Three main paid scenarios have already emerged. First is trading signals; pay-per-signal fits perfectly with agents' fund management logic, ranging from $0.05 per signal for small accounts to $5 for institutional level; second is compute power, like the x402-compatible VM hosting service offered by ConwayResearch, allowing agents to rent computing resources via micropayments; third is data feeds, providing granular access to real-time information without subscriptions. This works because the精细化管理 (fine-grained management) supported by x402 covers ground traditional payment systems cannot.
The multi-chain landscape is converging, not fragmenting. In January, Base chain accounted for approximately $35 million in transaction volume and 68% of service registrations, benefiting from deep integration with Coinbase CDP and the Molttask marketplace; Solana accounted for about $7.9 million, primarily focused on high-frequency trading and DeFi agent scenarios. Network effects are concentrating. Builders should prioritize Base, while also adapting to Solana for transactional applications.
Past platform migrations took a decade
Historical platform migration cycles often spanned decades: it took 10 years from Netscape to Google for the Web, and 8 years from the iPhone to full app普及 (popularization) for mobile internet. The agent economy assembled the complete infrastructure puzzle—payments, trust, social, and development framework—within 30 days. Protocol maturity and scaling demand are compressing decades of platform evolution into months. The window of opportunity for demand-side builders is now open.
Optimism must be tempered
Optimism needs to be kept in check; three key risks must be正视 (faced squarely). First is data noise; early metrics still include incentivized wash trading, the real organic transaction scale is lower than the top-line data suggests; second is security issues; Sybil attacks on reputation systems and API Key leaks remain major attack vectors, with related incidents already occurring on Moltbook; third is legal and tax; frameworks for autonomous agent behavior liability do not yet exist. Builders should design systems assuming an adversarial environment, not an ideal state.
The infrastructure phase is ending
The infrastructure phase is winding down; the application phase has begun.

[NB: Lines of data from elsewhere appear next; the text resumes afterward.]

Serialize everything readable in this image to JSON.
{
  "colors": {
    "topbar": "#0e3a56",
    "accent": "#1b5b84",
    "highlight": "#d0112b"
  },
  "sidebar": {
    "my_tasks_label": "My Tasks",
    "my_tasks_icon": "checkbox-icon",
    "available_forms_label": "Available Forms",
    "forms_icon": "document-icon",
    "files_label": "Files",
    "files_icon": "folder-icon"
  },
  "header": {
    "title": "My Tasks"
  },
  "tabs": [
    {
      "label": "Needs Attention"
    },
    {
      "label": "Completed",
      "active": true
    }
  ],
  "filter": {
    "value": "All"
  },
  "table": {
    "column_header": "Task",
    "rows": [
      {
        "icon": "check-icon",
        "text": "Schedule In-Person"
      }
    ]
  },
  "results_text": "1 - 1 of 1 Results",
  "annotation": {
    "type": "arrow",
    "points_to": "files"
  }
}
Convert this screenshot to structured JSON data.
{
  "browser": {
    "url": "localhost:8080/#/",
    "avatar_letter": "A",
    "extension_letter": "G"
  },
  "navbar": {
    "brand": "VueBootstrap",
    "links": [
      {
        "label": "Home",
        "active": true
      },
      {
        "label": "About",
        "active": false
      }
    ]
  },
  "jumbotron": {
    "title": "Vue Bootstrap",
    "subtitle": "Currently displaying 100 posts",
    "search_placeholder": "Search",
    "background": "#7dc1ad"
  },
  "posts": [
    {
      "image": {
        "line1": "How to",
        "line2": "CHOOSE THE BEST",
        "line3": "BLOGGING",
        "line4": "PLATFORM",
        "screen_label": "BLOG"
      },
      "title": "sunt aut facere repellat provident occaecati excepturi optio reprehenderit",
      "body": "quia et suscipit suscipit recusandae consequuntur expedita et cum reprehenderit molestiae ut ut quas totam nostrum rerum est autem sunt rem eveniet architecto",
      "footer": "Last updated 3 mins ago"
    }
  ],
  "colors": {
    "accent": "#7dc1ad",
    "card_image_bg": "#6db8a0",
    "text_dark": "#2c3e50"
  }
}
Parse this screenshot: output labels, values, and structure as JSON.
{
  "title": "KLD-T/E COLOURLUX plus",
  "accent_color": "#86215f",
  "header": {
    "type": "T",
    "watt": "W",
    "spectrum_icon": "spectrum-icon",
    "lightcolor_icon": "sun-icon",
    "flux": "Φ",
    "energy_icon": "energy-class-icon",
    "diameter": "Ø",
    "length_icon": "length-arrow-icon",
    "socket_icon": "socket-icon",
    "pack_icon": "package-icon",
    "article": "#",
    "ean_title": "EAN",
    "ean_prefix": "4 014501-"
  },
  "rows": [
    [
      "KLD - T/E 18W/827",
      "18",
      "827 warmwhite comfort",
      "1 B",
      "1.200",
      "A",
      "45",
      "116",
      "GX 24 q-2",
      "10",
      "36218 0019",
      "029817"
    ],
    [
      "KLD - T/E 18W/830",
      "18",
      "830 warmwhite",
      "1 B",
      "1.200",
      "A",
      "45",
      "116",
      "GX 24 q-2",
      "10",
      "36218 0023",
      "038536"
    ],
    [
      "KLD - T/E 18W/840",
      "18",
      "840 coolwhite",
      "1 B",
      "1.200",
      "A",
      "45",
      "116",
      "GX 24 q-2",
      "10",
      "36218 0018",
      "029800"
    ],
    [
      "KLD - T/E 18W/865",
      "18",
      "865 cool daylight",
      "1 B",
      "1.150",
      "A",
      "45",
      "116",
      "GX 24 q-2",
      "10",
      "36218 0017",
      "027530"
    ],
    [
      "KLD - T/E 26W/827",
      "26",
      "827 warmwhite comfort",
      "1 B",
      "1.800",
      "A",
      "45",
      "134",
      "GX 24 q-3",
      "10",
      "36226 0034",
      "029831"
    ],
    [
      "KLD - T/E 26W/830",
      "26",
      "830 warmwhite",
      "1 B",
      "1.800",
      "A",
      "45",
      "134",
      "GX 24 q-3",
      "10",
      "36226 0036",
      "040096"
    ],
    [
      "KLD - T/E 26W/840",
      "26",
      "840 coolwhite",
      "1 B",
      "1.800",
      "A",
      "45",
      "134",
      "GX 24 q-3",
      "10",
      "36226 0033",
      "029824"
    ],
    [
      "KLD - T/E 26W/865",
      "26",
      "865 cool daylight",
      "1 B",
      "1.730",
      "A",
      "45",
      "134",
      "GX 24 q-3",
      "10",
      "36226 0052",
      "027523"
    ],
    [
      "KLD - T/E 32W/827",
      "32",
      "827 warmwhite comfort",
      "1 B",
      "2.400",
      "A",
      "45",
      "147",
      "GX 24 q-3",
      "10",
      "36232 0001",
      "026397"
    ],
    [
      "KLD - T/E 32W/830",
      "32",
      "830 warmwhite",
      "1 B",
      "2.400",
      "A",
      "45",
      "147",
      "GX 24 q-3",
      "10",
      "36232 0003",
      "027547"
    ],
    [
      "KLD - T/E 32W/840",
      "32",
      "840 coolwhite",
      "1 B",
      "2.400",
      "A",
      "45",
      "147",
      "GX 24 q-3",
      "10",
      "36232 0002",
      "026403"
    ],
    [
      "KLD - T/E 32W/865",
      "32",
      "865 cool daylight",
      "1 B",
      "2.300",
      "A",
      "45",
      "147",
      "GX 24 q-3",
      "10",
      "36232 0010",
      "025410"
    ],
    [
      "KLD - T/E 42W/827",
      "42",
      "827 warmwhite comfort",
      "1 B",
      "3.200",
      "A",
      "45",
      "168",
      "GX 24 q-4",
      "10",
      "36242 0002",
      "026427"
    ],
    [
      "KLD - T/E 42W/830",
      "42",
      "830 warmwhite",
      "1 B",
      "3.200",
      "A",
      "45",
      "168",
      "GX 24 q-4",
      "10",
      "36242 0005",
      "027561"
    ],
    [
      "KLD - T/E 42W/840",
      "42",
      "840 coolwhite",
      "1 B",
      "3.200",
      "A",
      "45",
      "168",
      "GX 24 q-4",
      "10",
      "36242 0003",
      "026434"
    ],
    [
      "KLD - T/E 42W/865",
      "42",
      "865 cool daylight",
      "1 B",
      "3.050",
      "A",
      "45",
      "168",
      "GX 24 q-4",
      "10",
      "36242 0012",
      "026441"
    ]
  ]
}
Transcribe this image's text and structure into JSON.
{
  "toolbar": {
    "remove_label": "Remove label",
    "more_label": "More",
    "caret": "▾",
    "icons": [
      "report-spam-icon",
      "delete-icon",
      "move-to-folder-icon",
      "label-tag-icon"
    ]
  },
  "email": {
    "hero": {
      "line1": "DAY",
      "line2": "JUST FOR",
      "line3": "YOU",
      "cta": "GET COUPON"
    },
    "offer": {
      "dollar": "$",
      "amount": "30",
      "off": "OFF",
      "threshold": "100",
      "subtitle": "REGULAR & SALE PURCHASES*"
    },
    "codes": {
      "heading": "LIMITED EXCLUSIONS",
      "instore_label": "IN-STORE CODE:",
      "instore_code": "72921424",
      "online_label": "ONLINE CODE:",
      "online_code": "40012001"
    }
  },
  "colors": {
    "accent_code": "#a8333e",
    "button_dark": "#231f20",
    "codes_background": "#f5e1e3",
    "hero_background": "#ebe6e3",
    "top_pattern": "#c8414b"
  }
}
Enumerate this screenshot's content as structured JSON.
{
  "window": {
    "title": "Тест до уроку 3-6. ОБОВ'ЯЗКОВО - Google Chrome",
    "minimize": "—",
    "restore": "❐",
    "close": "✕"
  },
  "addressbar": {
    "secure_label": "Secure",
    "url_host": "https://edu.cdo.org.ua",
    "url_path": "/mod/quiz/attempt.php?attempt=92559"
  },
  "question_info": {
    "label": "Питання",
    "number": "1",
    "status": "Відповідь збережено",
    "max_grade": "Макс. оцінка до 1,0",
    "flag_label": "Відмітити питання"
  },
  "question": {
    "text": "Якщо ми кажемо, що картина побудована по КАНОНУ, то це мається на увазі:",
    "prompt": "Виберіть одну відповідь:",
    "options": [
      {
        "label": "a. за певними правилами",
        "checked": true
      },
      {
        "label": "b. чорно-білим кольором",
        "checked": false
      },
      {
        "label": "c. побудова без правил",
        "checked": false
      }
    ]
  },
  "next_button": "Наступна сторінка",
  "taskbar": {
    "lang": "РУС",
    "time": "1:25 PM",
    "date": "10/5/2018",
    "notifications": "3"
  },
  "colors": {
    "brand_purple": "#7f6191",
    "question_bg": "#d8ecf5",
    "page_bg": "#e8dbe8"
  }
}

Current builders should focus on three things:
- Build a unified discovery indexing layer, aggregating services from all platforms into one searchable entry point.
- Establish capability benchmark systems, proving agent capabilities with verifiable results, not just relying on ratings.
- Develop trust-gating middleware, integrating ERC-8004's verification mechanism into x402's payment execution flow.
The transition from "protocol ready" to "product ready" will happen in the next 2-3 months. Now is the time to start.